Venezuela : une nomination controversée pour le poste de défenseur du peuple
Le Vénézuélien Tarek William Saab, âgé de 63 ans, a officiellement démissionné de ses fonctions de procureur de la République bolivarienne mardi 24 février 2026. Cette position, qu'il occupait depuis 2017, a été marquée par de vives critiques internationales. Dès le lendemain, mercredi 25 février, il a été nommé « défensor del pueblo » (« défenseur du peuple ») par intérim, une décision qui a immédiatement provoqué un tollé parmi les opposants politiques et les organisations de défense des droits humains.

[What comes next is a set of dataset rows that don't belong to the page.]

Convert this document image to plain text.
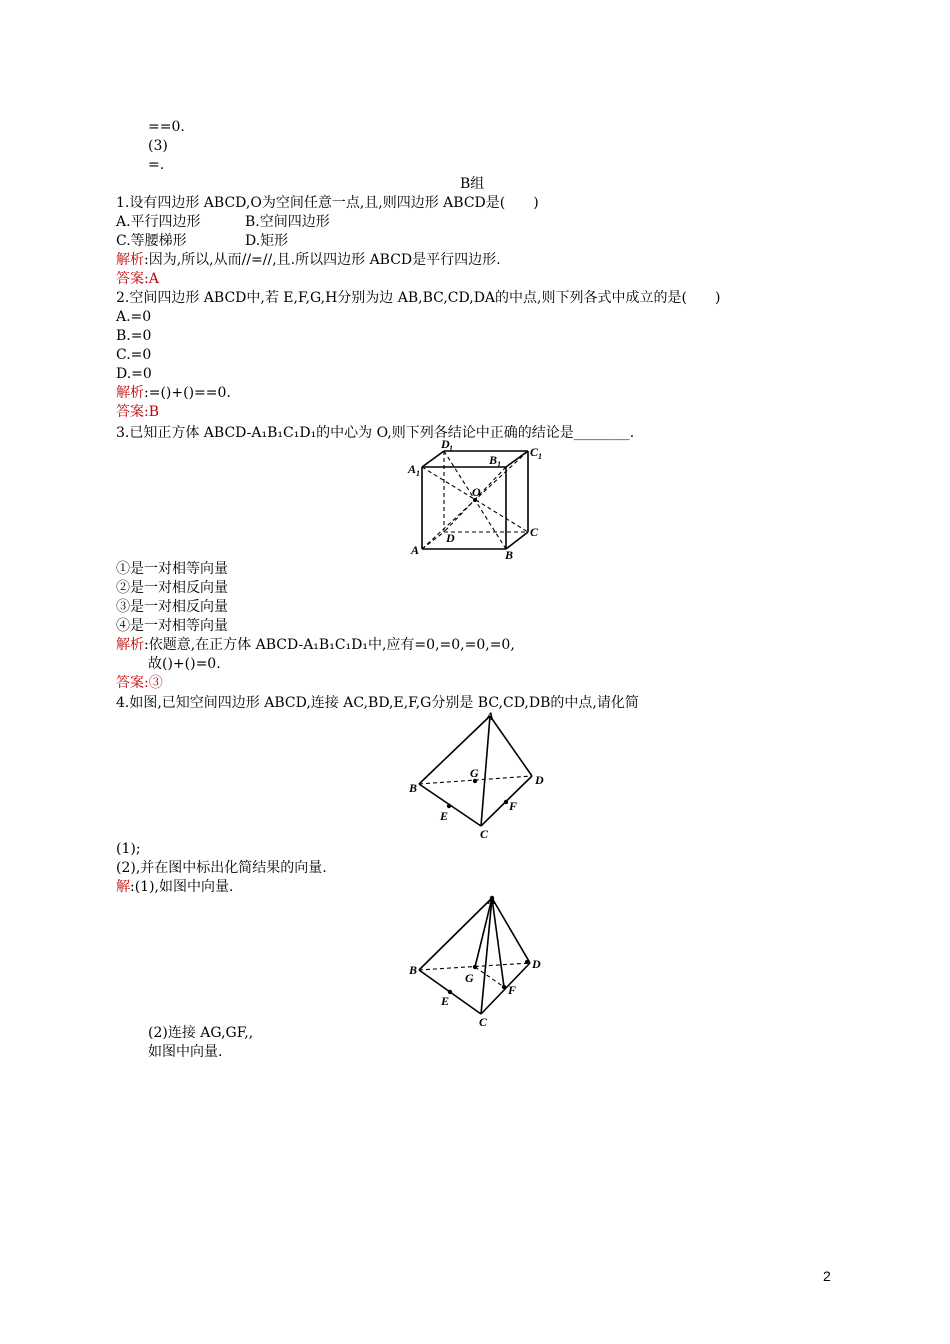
==0.
(3)
=.
B组
1.设有四边形 ABCD,O为空间任意一点,且,则四边形 ABCD是(　　)
A.平行四边形	B.空间四边形
C.等腰梯形	D.矩形
解析:因为,所以,从而//=//,且.所以四边形 ABCD是平行四边形.
答案:A
2.空间四边形 ABCD中,若 E,F,G,H分别为边 AB,BC,CD,DA的中点,则下列各式中成立的是(　　)
A.=0
B.=0
C.=0
D.=0
解析:=()+()==0.
答案:B
3.已知正方体 ABCD-A₁B₁C₁D₁的中心为 O,则下列各结论中正确的结论是________.
A 1
D 1
B 1
C 1
O
D	C
A	B
①是一对相等向量
②是一对相反向量
③是一对相反向量
④是一对相等向量
解析:依题意,在正方体 ABCD-A₁B₁C₁D₁中,应有=0,=0,=0,=0,
故()+()=0.
答案:③
4.如图,已知空间四边形 ABCD,连接 AC,BD,E,F,G分别是 BC,CD,DB的中点,请化简
A
B
D
C
E
F
G
(1);
(2),并在图中标出化简结果的向量.
解:(1),如图中向量.
A
B	D
C
E
F
G
(2)连接 AG,GF,,
如图中向量.
2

Un parcours sous le feu des critiques
Tarek Saab, qui se décrit lui-même comme « juriste et poète » et est connu pour ses tatouages étendus, n'a pas fourni d'explications détaillées concernant les raisons de sa démission. Dans une lettre adressée à l'Assemblée nationale, il a affirmé avoir exercé ses responsabilités de procureur « avec rectitude et honneur au cœur d'une conjoncture historique exceptionnelle ». Il a également souligné avoir protégé « la paix et les droits humains face à des agressions inimaginables contre la nation vénézuélienne ».
Cependant, cette version des faits est farouchement contestée par de nombreux acteurs. Rafael Uzcategui, un militant renommé des droits humains, a résumé la situation en déclarant : « Tous les rapports internationaux désignent M. Saab comme complice de graves violations des droits humains. »
Des accusations graves et une indignation généralisée
La désignation de Tarek Saab au poste de défenseur du peuple, même à titre provisoire, a été qualifiée de « mauvaise farce » et d'« insulte aux victimes » par Henrique Capriles, ancien candidat à l'élection présidentielle et actuel député. Capriles a rappelé que Saab a été « le responsable de la persécution et de la condamnation de tant de Vénézuéliens » durant son mandat de procureur.
Une coalition d'organisations de défense des droits humains a publié un communiqué jeudi, mettant en lumière les « accusations systématiques » qui ont entaché la carrière de Saab. Parmi celles-ci figurent :
- Des exécutions extrajudiciaires
- Des détentions arbitraires
- Des actes de torture
- Des disparitions forcées
Ces allégations, documentées par divers rapports internationaux, ont contribué à forger l'image d'un homme perçu comme un fidèle du chavisme, l'idéologie politique du défunt président Hugo Chávez.
Les répercussions immédiates et les nominations par intérim
En attendant de procéder aux nominations définitives pour ces postes clés, l'Assemblée nationale vénézuélienne a désigné Larry Devoe comme procureur par intérim. Comme Tarek Saab, Devoe est considéré comme un partisan loyal du chavisme, ce qui renforce les préoccupations quant à l'indépendance et à l'impartialité des institutions judiciaires et de protection des droits dans le pays.
Cette série de nominations intervient dans un contexte politique tendu, où les divisions entre le gouvernement et l'opposition restent profondes. La rapidité avec laquelle Tarek Saab a été repositionné au sein de l'appareil d'État, malgré son passé controversé, soulève des questions cruciales sur l'état de la démocratie et du respect des droits fondamentaux au Venezuela.
Les observateurs internationaux et les défenseurs des droits humains continuent de surveiller de près cette situation, craignant que cette nomination ne soit un signe supplémentaire d'un affaiblissement des mécanismes de protection des citoyens contre les abus de pouvoir.